Carcopino X, Muszynski C, Mergui J-L, Gondry J, Boubli L

机构信息

Service de gynécologie-obstétrique, hôpital Nord, chemin des Bourrelly, 13015 Marseille, France.

出版信息

Gynecol Obstet Fertil. 2011 Feb;39(2):94-9. doi: 10.1016/j.gyobfe.2010.11.001. Epub 2011 Feb 16.

Abstract

Although spontaneous regression of cervical intraepithelial neoplasia type 2 (CIN 2) occurs in 40% of cases over a 2 years period, such diagnosis commonly requires the use of excisional techniques exposing to genuine obstetrical and neonatal morbidity as well as the risk of unsatisfactory post-treatment colposcopy. Recent advances in knowledge about CIN 2 natural history and morbidity of conservative therapies brings out the need to optimize therapeutics indications and to reconsider the use of ablative techniques. In order to allow for the lack of histological analysis and final diagnosis, it is therefore crucial not to misdiagnose microinvasive cervical disease.
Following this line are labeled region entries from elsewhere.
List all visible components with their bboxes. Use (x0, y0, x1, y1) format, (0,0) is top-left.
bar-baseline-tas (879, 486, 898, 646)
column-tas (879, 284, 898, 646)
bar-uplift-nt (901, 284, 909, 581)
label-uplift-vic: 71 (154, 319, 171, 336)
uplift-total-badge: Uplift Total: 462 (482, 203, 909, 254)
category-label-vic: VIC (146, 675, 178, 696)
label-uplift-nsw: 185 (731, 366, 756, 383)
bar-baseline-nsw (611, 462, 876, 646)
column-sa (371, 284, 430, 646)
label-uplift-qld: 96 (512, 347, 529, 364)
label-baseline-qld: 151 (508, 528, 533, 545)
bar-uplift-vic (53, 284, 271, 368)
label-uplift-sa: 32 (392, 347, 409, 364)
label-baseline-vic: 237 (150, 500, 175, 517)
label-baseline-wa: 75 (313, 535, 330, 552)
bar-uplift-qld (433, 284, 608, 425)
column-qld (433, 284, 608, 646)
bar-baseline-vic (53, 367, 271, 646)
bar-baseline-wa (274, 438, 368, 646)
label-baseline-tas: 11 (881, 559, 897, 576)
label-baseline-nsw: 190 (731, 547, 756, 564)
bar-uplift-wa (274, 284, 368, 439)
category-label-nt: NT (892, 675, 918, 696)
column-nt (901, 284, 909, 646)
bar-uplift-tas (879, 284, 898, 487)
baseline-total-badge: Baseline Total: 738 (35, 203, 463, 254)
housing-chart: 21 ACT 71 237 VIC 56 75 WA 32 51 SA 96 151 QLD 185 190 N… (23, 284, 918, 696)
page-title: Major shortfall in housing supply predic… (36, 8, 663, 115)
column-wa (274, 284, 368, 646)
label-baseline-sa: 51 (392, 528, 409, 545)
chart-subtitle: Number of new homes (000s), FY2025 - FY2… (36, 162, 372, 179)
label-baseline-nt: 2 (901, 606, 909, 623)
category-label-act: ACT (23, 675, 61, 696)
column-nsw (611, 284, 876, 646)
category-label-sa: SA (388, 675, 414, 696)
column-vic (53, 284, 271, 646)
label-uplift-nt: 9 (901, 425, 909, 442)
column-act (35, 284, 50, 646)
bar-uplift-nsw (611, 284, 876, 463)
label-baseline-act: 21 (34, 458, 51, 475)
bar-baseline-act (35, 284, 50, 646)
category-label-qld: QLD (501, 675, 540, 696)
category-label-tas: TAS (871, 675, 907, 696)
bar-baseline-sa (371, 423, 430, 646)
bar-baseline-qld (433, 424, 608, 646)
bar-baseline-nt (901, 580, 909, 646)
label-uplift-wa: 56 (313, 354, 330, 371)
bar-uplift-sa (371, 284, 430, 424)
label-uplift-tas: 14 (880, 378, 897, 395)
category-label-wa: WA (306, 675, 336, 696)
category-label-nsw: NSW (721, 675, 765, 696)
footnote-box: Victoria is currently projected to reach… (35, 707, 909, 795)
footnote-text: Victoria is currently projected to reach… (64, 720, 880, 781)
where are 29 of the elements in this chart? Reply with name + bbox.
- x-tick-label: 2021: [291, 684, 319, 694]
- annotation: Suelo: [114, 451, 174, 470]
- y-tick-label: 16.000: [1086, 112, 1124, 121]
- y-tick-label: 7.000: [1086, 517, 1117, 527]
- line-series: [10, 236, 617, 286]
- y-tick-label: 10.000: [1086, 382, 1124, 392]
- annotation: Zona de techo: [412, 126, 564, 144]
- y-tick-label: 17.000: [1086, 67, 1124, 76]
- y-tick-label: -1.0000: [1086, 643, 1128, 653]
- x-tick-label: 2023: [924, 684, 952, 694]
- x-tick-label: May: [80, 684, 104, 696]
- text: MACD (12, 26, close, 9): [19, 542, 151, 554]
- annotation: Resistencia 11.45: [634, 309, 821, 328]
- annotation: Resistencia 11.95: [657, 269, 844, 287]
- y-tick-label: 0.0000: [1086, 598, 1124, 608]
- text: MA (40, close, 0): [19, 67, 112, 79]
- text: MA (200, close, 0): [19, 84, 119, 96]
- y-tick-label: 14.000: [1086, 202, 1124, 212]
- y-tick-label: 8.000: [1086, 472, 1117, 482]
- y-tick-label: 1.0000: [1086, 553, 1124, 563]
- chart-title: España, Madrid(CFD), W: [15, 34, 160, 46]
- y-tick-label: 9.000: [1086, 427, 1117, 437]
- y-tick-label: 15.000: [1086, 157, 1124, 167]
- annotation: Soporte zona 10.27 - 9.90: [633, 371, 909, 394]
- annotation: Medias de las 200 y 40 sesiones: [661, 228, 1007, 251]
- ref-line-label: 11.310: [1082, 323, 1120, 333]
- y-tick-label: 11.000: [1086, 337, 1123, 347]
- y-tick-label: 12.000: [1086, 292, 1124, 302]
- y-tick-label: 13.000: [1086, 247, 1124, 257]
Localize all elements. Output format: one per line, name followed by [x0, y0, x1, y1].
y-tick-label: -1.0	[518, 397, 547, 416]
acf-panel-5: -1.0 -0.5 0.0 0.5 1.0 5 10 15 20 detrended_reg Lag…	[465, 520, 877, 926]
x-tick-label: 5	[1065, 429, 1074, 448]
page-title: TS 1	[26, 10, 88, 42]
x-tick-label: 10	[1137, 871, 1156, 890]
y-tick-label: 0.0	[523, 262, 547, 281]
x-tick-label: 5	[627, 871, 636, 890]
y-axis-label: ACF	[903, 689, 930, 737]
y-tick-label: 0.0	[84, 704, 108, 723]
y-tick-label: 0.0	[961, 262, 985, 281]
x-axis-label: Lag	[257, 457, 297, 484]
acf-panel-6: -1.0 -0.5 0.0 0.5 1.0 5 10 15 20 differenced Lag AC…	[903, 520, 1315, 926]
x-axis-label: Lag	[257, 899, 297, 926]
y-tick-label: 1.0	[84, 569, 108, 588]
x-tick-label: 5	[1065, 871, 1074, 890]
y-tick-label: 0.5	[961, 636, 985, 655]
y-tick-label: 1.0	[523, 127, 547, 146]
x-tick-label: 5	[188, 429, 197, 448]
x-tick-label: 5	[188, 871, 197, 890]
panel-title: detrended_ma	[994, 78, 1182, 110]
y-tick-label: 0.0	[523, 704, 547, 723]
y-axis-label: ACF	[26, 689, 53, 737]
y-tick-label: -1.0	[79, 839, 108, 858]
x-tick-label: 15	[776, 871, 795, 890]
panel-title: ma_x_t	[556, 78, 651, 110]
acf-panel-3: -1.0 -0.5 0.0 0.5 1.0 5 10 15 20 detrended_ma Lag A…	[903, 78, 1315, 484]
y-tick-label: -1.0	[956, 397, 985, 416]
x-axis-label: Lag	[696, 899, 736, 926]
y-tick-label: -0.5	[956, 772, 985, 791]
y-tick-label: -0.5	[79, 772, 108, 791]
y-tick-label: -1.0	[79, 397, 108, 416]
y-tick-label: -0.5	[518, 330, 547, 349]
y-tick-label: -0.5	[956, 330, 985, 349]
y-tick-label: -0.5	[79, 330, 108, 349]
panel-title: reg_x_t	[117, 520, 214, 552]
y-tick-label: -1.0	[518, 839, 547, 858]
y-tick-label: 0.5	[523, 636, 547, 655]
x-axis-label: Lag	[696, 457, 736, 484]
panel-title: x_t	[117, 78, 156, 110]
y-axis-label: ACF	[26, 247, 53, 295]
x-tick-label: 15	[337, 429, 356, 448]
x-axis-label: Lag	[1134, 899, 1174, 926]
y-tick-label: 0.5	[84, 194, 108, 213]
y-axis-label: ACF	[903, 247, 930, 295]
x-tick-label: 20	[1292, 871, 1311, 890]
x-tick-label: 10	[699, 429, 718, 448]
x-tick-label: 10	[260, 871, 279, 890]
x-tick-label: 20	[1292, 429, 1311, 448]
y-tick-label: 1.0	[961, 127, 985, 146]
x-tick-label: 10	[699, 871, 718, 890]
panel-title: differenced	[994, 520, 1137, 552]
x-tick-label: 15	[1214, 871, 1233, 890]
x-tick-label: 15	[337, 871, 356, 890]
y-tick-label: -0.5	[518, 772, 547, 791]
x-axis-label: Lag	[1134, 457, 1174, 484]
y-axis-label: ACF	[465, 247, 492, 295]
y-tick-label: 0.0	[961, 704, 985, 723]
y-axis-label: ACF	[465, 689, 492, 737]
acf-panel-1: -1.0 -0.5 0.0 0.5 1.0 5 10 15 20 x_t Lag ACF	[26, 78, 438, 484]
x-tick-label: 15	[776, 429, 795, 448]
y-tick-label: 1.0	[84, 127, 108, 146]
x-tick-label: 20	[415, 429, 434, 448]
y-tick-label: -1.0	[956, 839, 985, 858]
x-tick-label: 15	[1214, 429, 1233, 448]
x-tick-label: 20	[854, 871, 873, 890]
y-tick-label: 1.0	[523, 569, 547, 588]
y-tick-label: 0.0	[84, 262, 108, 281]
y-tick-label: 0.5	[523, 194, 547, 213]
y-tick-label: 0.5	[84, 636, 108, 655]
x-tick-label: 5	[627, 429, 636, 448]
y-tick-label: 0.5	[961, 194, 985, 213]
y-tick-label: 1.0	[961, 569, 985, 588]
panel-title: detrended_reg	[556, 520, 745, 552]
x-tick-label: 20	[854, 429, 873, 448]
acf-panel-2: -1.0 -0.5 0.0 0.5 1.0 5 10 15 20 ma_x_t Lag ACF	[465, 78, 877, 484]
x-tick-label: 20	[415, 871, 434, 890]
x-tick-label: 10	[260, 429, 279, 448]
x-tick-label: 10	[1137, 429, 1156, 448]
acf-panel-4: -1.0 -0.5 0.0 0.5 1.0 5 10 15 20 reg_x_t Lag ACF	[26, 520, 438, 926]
The use of factors significantly related to the risk of microinvasion misdiagnosis allows for a simple and reliable risk assessment in decision-making regarding CIN 2 management. Thus, CIN 2 therapeutic abstention with simple follow up as well as ablative technique might be safely considered in women under 30 whose lesion involves only one cervical quadrant, with type one transformation zone, without any colposcopic sign of severity and whose cervical smear and biopsy results are concordant. Use of ablative techniques will be recommended in all other cases. If necessary, practice of large loop excision of the transformation performed under colposcopic vision by experienced practitioner should be preferred to all other excisional techniques.